18 thoughts on “What Is The Matrix…Clock?

  1. Got one on order, should arrive when i get back from holidays.
    I like it because it has everything you need (leds, mcu, power, rtc, buttons). I might add a temperature sensor but that’s it.
    Imho it’s a bit pricey for that hardware but to be fair the documentation/software are above the average.

  2. Hmm, these TLC5920s are interesting. Cheaper than genuine MAX7219s, although it seems that you need to do your own row scanning.

    In the video it appears as if some LEDs were driven at half brightness. Was this programmed that way or is this an effect of the low framerate of the video in combination with the animation pattern?

    1. Erm, what are you talking about? The TLC5920 is in no way a clone or copy of the MAX7219. It is designed to control 16 LEDs with 8 bit PWM. The MAX7219 is designed to control an 8×8 matrix with on/off only.

      1. Sorry, I see that using the word “genuine” was confusing. I meant: MAX7219 is also used to 8×8 led matrices. If you buy the genuine MAX7219, as opposed to the cheap ones from ebay, they are a lot more expensive than the TLC5920.

        I understand the differences between these ICs. The MAX7219 holds the bit patterns for 8×8 LEDs, while the TLC5920 holds the pattern for 16 LEDs and additionally allows controlling 8 “row select” (my words) lines. The TLC5920 therefore requires you to send the bit pattern for each 16 led “row” in quick succession. On the other hand, the TLC5920 allows more control over the duty cycle for each LED (MAX7219 allows control of the duty cycle for the whole matrix in 16 steps).

        I was wondering whether I was seeing that control over the duty cycle in the video or whether the “half brightness” LEDs shown in the video where an artifact of the framerate of the video.

        1. Thanks for your interest in my clock.

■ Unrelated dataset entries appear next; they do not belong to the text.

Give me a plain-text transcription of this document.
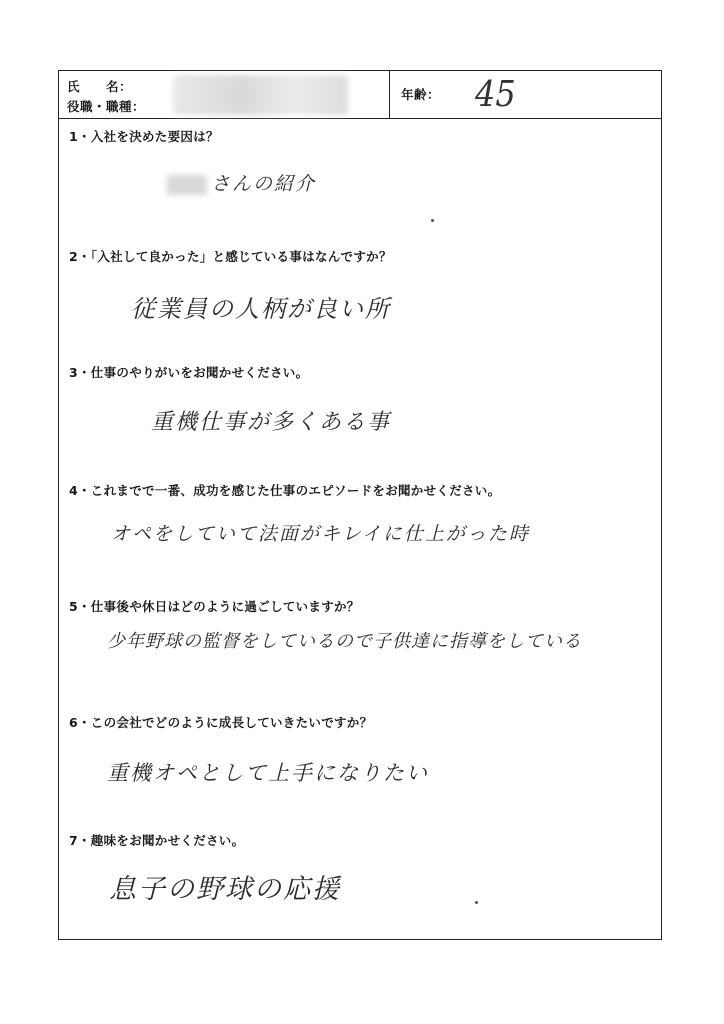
氏　　名：
役職・職種：
年齢： 45
1・入社を決めた要因は？
さんの紹介
2・「入社して良かった」と感じている事はなんですか？
従業員の人柄が良い所
3・仕事のやりがいをお聞かせください。
重機仕事が多くある事
4・これまでで一番、成功を感じた仕事のエピソードをお聞かせください。
オペをしていて法面がキレイに仕上がった時
5・仕事後や休日はどのように過ごしていますか？
少年野球の監督をしているので子供達に指導をしている
6・この会社でどのように成長していきたいですか？
重機オペとして上手になりたい
7・趣味をお聞かせください。
息子の野球の応援
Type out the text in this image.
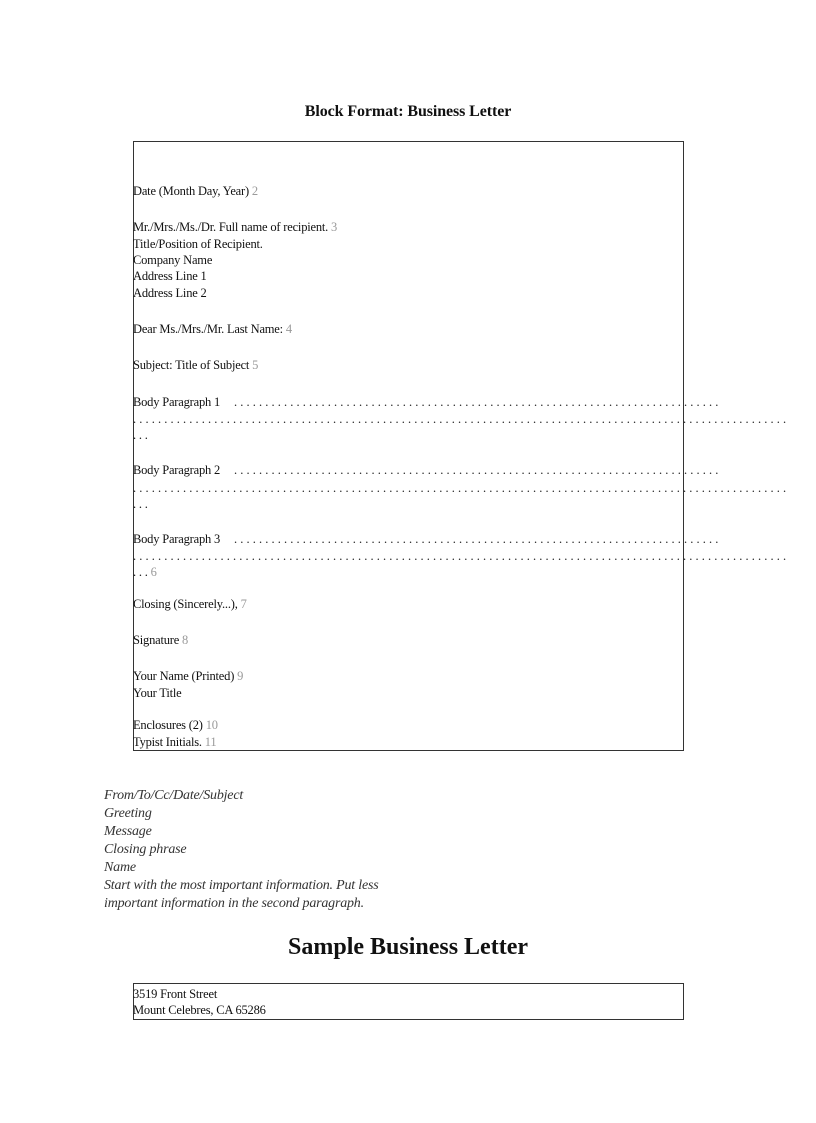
Block Format: Business Letter
Date (Month Day, Year) 2
Mr./Mrs./Ms./Dr. Full name of recipient. 3
Title/Position of Recipient.
Company Name
Address Line 1
Address Line 2
Dear Ms./Mrs./Mr. Last Name: 4
Subject: Title of Subject 5
Body Paragraph 1 . . . . . . . . . . . . . . . . . . . . . . . . . . . . . . . . . . . . . . . . . . . . . . . . . . . . . . . . . . . . . . . . . . . . . . . . . . . . . .
. . . . . . . . . . . . . . . . . . . . . . . . . . . . . . . . . . . . . . . . . . . . . . . . . . . . . . . . . . . . . . . . . . . . . . . . . . . . . . . . . . . . . . . . . . . . . . . . . . . . . . . . .
. . .
Body Paragraph 2 . . . . . . . . . . . . . . . . . . . . . . . . . . . . . . . . . . . . . . . . . . . . . . . . . . . . . . . . . . . . . . . . . . . . . . . . . . . . . .
. . . . . . . . . . . . . . . . . . . . . . . . . . . . . . . . . . . . . . . . . . . . . . . . . . . . . . . . . . . . . . . . . . . . . . . . . . . . . . . . . . . . . . . . . . . . . . . . . . . . . . . . .
. . .
Body Paragraph 3 . . . . . . . . . . . . . . . . . . . . . . . . . . . . . . . . . . . . . . . . . . . . . . . . . . . . . . . . . . . . . . . . . . . . . . . . . . . . . .
. . . . . . . . . . . . . . . . . . . . . . . . . . . . . . . . . . . . . . . . . . . . . . . . . . . . . . . . . . . . . . . . . . . . . . . . . . . . . . . . . . . . . . . . . . . . . . . . . . . . . . . . .
. . . 6
Closing (Sincerely...), 7
Signature 8
Your Name (Printed) 9
Your Title
Enclosures (2) 10
Typist Initials. 11
From/To/Cc/Date/Subject
Greeting
Message
Closing phrase
Name
Start with the most important information. Put less
important information in the second paragraph.
Sample Business Letter
3519 Front Street
Mount Celebres, CA 65286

I chose the TLC5920 because it offered the best solution for the kind of animated graphics I wanted to do at a reasonable cost. It latches the 16 bits but you do need to do row scanning. I tend to favor TI parts because they offer great performance and features at a reasonable cost. Maxim parts are fantastic but hard to source and a little on the expensive side. The shading is a feature of the driver I wrote for the TLC5920 and not a video artifact. I think shading offers a greatly enhanced graphics capability.

          1. I am the product line manager at Maxim supporting the MAX7219 and similar products and am a Huge Hackaday fan. I just developed two Arduino compatible (Uno and Mega) driver boards using MAX7219s. This should be available on the Maxim site in a few weeks with full code samples.
            I don’t want this comment to be a TI vs. Maxim dialogue – you come to your own conclusions on which part suits your application. TI makes decent parts. But for this application, the 7219 is ideally suited for the maker, since it drives the LED matrix directly – and it comes in a DIP package. Keep in mind that you can sample free parts for personal projects. :-)
            Hackaday rocks.

    1. Why do you even come here? This a pretty neat, and he published the entire design on his website, including the firmware. All this ‘not a hack’ stuff is crap. please define what a ‘hack’ is….

  3. Might want to fix up the units. RTTC and its crystal are 32.768kHz (not MHz)

    BTW there is also a lattice clock from China – $13 with four 8×8 matrix and Atmega8. If you can’t/don’t want to built your own. google for “JY-MCU 3208 Lattice Clock” Someone has reverse engineered it with schematic and open source firmware.